While there are few Fiat dealers out there, the ones that managed to open up are still doing a brisk trade. Sales per dealer (all figures are for the U.S. only) for the Fiat brand fell from 40 to 28 from September to October, but remain higher than Dodge and Ram combined (with 26 sales/dealer).
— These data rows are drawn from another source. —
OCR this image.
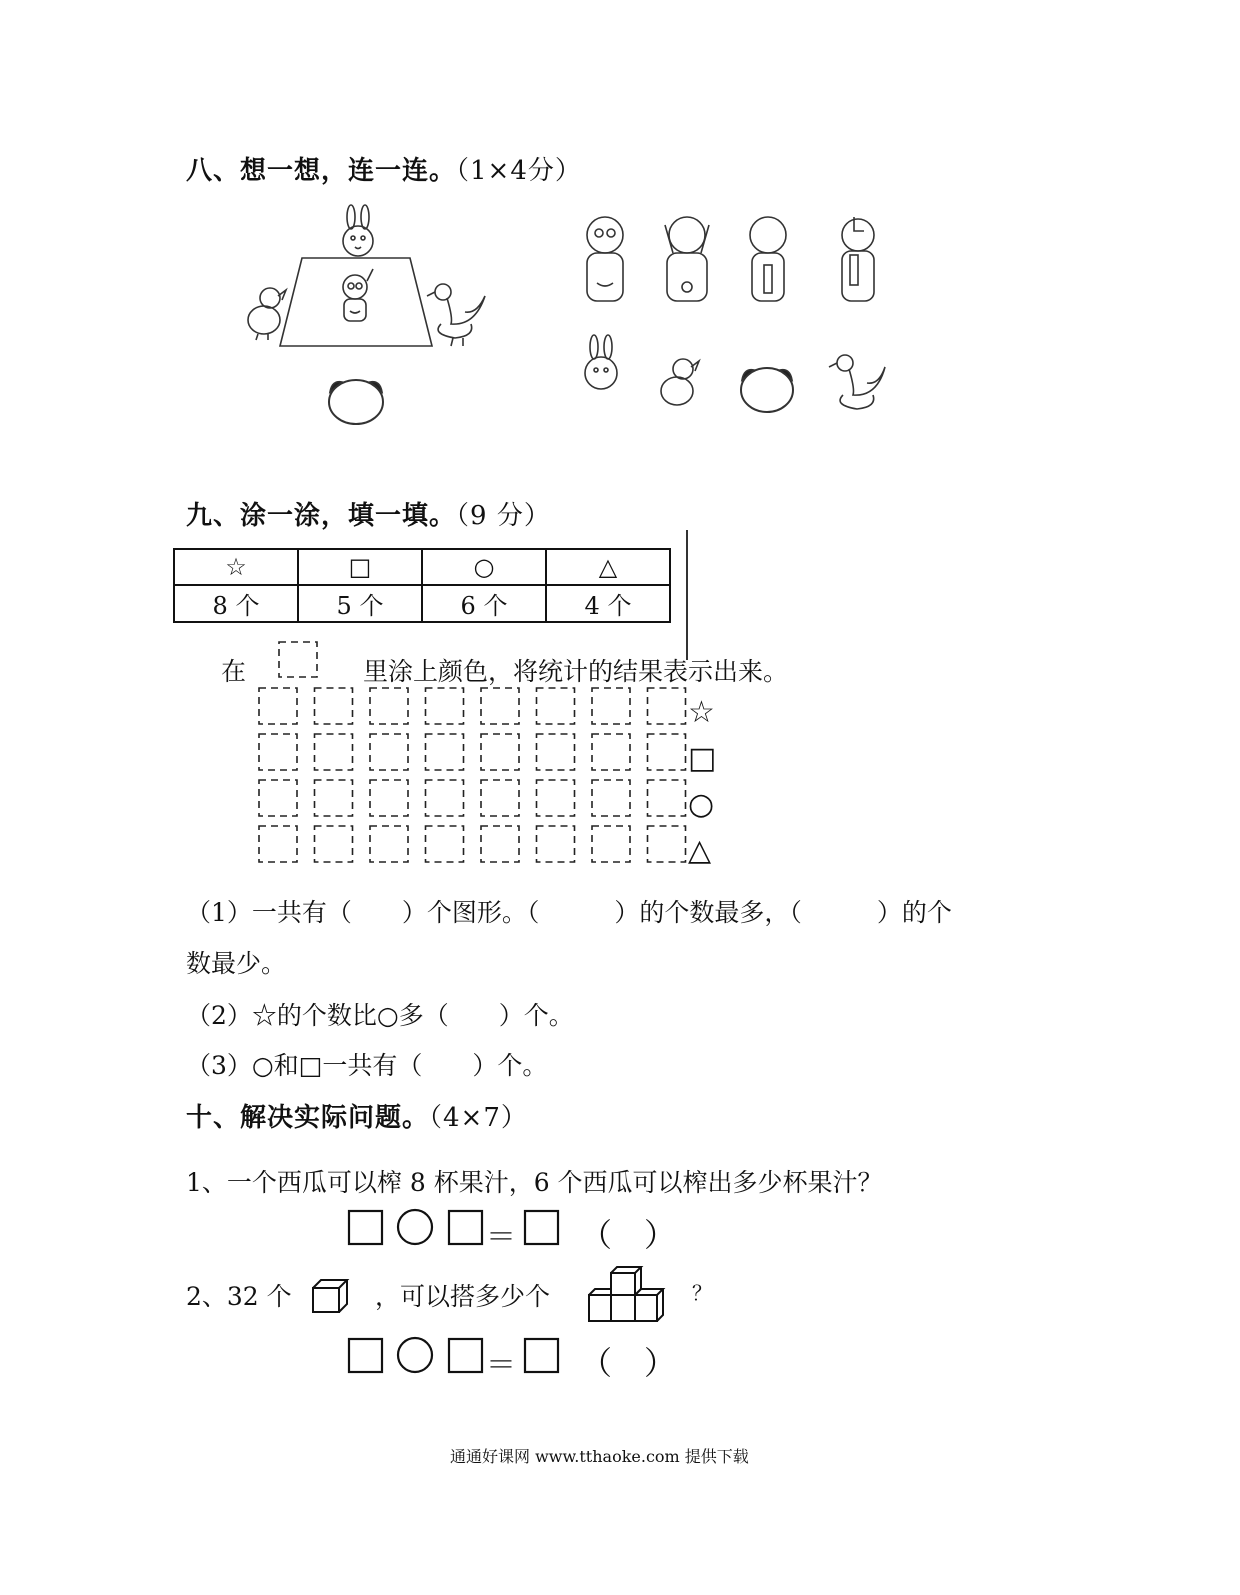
八、想一想，连一连。（1×4分）
九、涂一涂，填一填。（9 分）
☆	□	○	△
8 个	5 个	6 个	4 个
在	里涂上颜色，将统计的结果表示出来。
☆
□
○
△
（1）一共有（　　）个图形。（　　　）的个数最多，（　　　）的个
数最少。
（2）☆的个数比○多（　　）个。
（3）○和□一共有（　　）个。
十、解决实际问题。（4×7）
1、一个西瓜可以榨 8 杯果汁，6 个西瓜可以榨出多少杯果汁？
＝ （　）
2、32 个	，可以搭多少个	？
＝ （　）
通通好课网 www.tthaoke.com 提供下载
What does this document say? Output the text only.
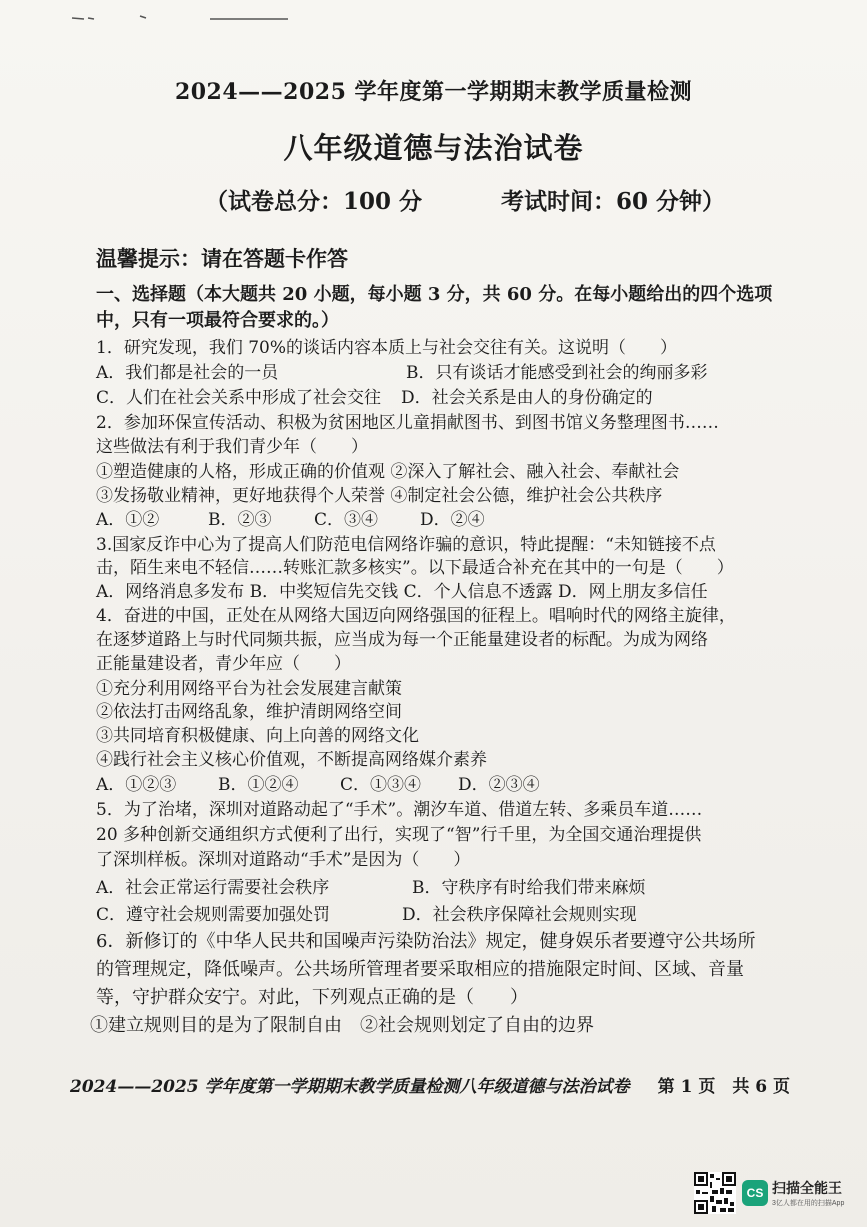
2024——2025 学年度第一学期期末教学质量检测
八年级道德与法治试卷
（试卷总分：100 分	考试时间：60 分钟）
温馨提示：请在答题卡作答
一、选择题（本大题共 20 小题，每小题 3 分，共 60 分。在每小题给出的四个选项
中，只有一项最符合要求的。）
1．研究发现，我们 70%的谈话内容本质上与社会交往有关。这说明（　　）
A．我们都是社会的一员	B．只有谈话才能感受到社会的绚丽多彩
C．人们在社会关系中形成了社会交往	D．社会关系是由人的身份确定的
2．参加环保宣传活动、积极为贫困地区儿童捐献图书、到图书馆义务整理图书……
这些做法有利于我们青少年（　　）
①塑造健康的人格，形成正确的价值观 ②深入了解社会、融入社会、奉献社会
③发扬敬业精神，更好地获得个人荣誉 ④制定社会公德，维护社会公共秩序
A．①②	B．②③	C．③④	D．②④
3.国家反诈中心为了提高人们防范电信网络诈骗的意识，特此提醒：“未知链接不点
击，陌生来电不轻信……转账汇款多核实”。以下最适合补充在其中的一句是（　　）
A．网络消息多发布 B．中奖短信先交钱 C．个人信息不透露 D．网上朋友多信任
4．奋进的中国，正处在从网络大国迈向网络强国的征程上。唱响时代的网络主旋律，
在逐梦道路上与时代同频共振，应当成为每一个正能量建设者的标配。为成为网络
正能量建设者，青少年应（　　）
①充分利用网络平台为社会发展建言献策
②依法打击网络乱象，维护清朗网络空间
③共同培育积极健康、向上向善的网络文化
④践行社会主义核心价值观，不断提高网络媒介素养
A．①②③	B．①②④	C．①③④	D．②③④
5．为了治堵，深圳对道路动起了“手术”。潮汐车道、借道左转、多乘员车道……
20 多种创新交通组织方式便利了出行，实现了“智”行千里，为全国交通治理提供
了深圳样板。深圳对道路动“手术”是因为（　　）
A．社会正常运行需要社会秩序	B．守秩序有时给我们带来麻烦
C．遵守社会规则需要加强处罚	D．社会秩序保障社会规则实现
6．新修订的《中华人民共和国噪声污染防治法》规定，健身娱乐者要遵守公共场所
的管理规定，降低噪声。公共场所管理者要采取相应的措施限定时间、区域、音量
等，守护群众安宁。对此，下列观点正确的是（　　）
①建立规则目的是为了限制自由　②社会规则划定了自由的边界
2024——2025 学年度第一学期期末教学质量检测八年级道德与法治试卷 第 1 页　共 6 页
CS 扫描全能王
3亿人都在用的扫描App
Jeep managed 17 sales per dealer, while Chrysler tagged along at a mere ten, lower than Cadillac, Volvo, Porsche, Mitsubishi, Mazda, Subaru, or a plethora of other brands.

Even with Fiat in the picture, Mini steamed along with 56 sales per dealer — up from 41 last month.

Combined, the average Chrysler dealer — with all brands but Fiat — could boast just 53 sales per month, or the same as a standalone Kia dealer, and less than BMW, Hyundai, Mercedes, Nissan, Lexus, Honda, or Hyundai standalones. That number is close, however, to Ford-Lincoln dealerships at 55 sales per month.

Even after a controversial and botched round of dealership closings, the domestic companies still have far more dealerships than import brands, including many in isolated areas with relatively few sales. Toyota, the top selling brand (with Scion) per-dealer, has just 1,240 dealerships, according to Automotive News. Chrysler has roughly 2,100 dealerships selling all three brands (this number is an approximation). General Motors, which appears to be back on track to be America’s largest seller, has 3,091 Chevrolet dealerships (as well as 2,124 for Buick, 1,770 for GMC, and 950 for Cadillac). Ford has a stunning 3,193 dealerships, around 900 of which also sell Lincoln.

Automotive News also shows that Chrysler has moved rapidly to its Genesis plan, with all dealerships selling all vehicles. At the end of 2010, just 100 dealers sold Dodge and Ram alone; only 27 standalone Jeep shops and two Chrysler standalones were left. (The “standalone” reference only regards other Chrysler brands, and some could be part of multibrand dealerships, e.g. Jeep-Hyundai.)